For entertainment and artistic games, it feels like there’s a fascinating design space here waiting to be explored.
Coming back to the question of applied games and ‘tools for thought’, a helpful goal to aim for is not to model or simulate systems in their entirety, but to communicate the qualities of these systems procedurally and interactively. If done effectively, it may be a way to help people think through the implications of the Anthropocene and how humans can adapt our systems of production to work in co-creation as part of a living whole, rather than continue reproducing the disaster mythology.
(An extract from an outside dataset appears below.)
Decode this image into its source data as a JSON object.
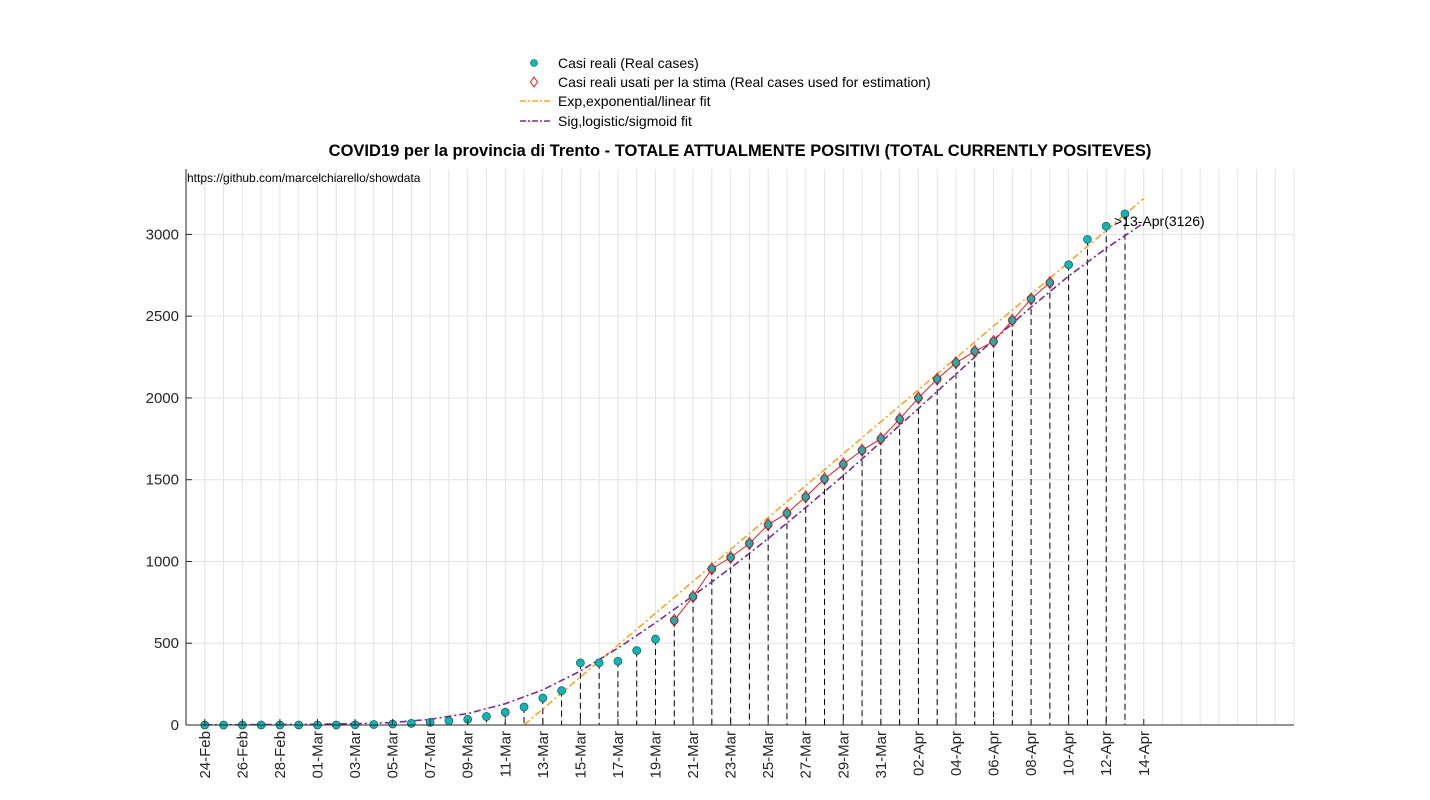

Many crucial systems insights are impossible to communicate through the standard frameworks of accountancy and equilibrium that dominate planning, policy-making and corporate governance.
Can some of these concepts of regenerative games be adapted to support climate reports and policy advice on adaptation and mitigation? Can we publish interactive models and playable systems that help people to understand the broader earth systems implications of possible political, industrial and economic decisions?
This is not to imply that what we face is a purely technocratic or education problem or that communicating these details accurately and effectively is useful in any way to confront the entrenched corporate monopolies and oligarchies who wage denialist and greenwashing campaigns and forcibly resist changing their business models. That is the place for mass popular action to block and shut down evil empires and put democratic pressure on politicians to do the morally right thing.
Beyond that urgent need for solidarity and revolution, as we do start to see targeted climate change policy happening with governments and corporates starting to move faster, these policies and decisions should be informed by accurate, detailed and nuanced models of systems, rather than stubbornly persisting with the limited range of balance sheets and oversimplified min/max economics.
But really, I’m mostly interested in helping young people understand ecology and society better, unlearn and free themselves from the mental models of extractivist ideologies, and see how the future could be different.